Kroger ending long boycott of Apple Pay, other contactless payments

Kroger cart
Luke Sharrett/Bloomberg

Kroger, the nation's largest independent supermarket chain, is quietly ending its long boycott of Apple Pay and other contactless payments in hundreds of its stores.

The Cincinnati-based chain, which operates about 2,800 supermarkets under various brand names, has begun accepting contactless payments at stores in Ohio, Kentucky, California, Colorado and Wyoming, according to MacRumors.

The move marks a break with Walmart, Home Depot and Lowe's, the remaining few national retailers that refuse to accept contactless cards or either of the two major digital wallets, Apple Pay or Google Pay.

Kroger officials were not available to comment on the company's decision, but the shift comes after Kroger conducted a pilot in 2020 of contactless payment aceptance at its 61-store QFC chain in Washington. 

One of the drivers of contactless payment adoption in the U.S. was the launch of Apple Pay in October 2014. At the time, some merchants objected to adding the new approach because of concerns about paying higher fees to Apple for in-store transactions.

Kroger reacted by joining Walmart and the two largest big-box hardware stores in a coalition called Merchant Customer Exchange, which piloted a mobile wallet in 2015 that aimed to lower payment acceptance costs. The MCX experiment ended in 2016, but Kroger and Walmart each created proprietary wallets enabling customers to check out via QR code in their stores. 

While Walmart, Home Depot and Lowe's continue to block contactless payment acceptance, analysts speculate that the pandemic's effect on tap-to-pay methods ultimately forced Kroger to yield to the popularity of contactless payments. After years of failing to get traction, contactless payments finally took off beginning in 2020 when more retailers enabled hands-free checkout technology to protect against the transmission of COVID-19.

Major card issuers, which had slowly been expanding issuance of contactless-enabled payment cards, then stepped up the pace as demand for contactless checkout rose.

The pandemic permanently shifted consumer behavior to favor contactless payments, said Thad Peterson, a strategic advisor with Aite-Noverica. 

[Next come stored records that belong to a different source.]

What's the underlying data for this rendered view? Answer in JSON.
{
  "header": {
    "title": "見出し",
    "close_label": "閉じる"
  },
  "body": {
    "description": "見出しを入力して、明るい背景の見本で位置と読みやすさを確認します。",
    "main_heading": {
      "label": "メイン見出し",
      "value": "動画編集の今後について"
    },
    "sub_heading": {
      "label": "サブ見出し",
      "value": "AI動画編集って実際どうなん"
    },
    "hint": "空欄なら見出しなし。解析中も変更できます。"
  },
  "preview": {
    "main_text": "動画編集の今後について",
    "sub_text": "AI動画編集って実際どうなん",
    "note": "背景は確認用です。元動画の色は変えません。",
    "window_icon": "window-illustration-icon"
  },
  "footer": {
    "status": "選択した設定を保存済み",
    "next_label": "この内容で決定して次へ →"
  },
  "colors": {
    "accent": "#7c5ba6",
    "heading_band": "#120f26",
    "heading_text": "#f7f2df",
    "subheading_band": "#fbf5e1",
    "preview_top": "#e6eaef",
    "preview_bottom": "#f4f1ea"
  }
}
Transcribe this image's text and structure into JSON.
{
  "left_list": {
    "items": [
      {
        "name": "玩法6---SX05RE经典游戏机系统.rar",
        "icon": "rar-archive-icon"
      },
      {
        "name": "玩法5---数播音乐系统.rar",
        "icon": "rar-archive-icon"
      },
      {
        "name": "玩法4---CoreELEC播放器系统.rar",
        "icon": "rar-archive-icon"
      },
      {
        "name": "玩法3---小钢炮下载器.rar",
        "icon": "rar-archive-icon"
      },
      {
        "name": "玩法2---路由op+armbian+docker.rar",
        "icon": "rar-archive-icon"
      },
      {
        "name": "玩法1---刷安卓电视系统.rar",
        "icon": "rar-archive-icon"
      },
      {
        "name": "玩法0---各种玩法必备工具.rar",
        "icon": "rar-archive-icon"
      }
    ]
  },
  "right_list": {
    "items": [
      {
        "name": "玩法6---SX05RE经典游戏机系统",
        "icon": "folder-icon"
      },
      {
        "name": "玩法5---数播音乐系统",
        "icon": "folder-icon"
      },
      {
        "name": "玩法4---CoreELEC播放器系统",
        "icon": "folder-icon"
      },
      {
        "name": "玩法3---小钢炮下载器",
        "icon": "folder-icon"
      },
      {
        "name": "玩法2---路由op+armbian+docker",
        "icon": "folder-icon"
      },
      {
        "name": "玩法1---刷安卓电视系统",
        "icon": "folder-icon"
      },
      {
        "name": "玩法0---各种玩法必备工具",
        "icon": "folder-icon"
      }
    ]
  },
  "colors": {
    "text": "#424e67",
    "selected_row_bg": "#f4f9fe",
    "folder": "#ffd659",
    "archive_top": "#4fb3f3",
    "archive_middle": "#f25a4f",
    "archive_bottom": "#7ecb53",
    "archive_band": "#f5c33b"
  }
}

"Consumers were worried about physical contact with a POS terminal and contactless cards eliminated that problem. Post-pandemic, a lot of that contactless behavior stuck and contactless volume is climbing in the U.S," he said.

It's likely that Kroger is responding to consumer demand, according to Peterson.

"With Kroger starting to accept contactless payments, it's more likely that holdouts like Lowe's and The Home Depot may follow suit, but Walmart is likely to remain an outlier," Peterson said. 

Walmart has embedded Walmart Pay in its Walmart+ online and in-store shopping tool. Consumers pay $12.95 per month for Walmart+, which gives special access to deals and enables subscribers to self-scan items in stores and bypass the checkout altogether.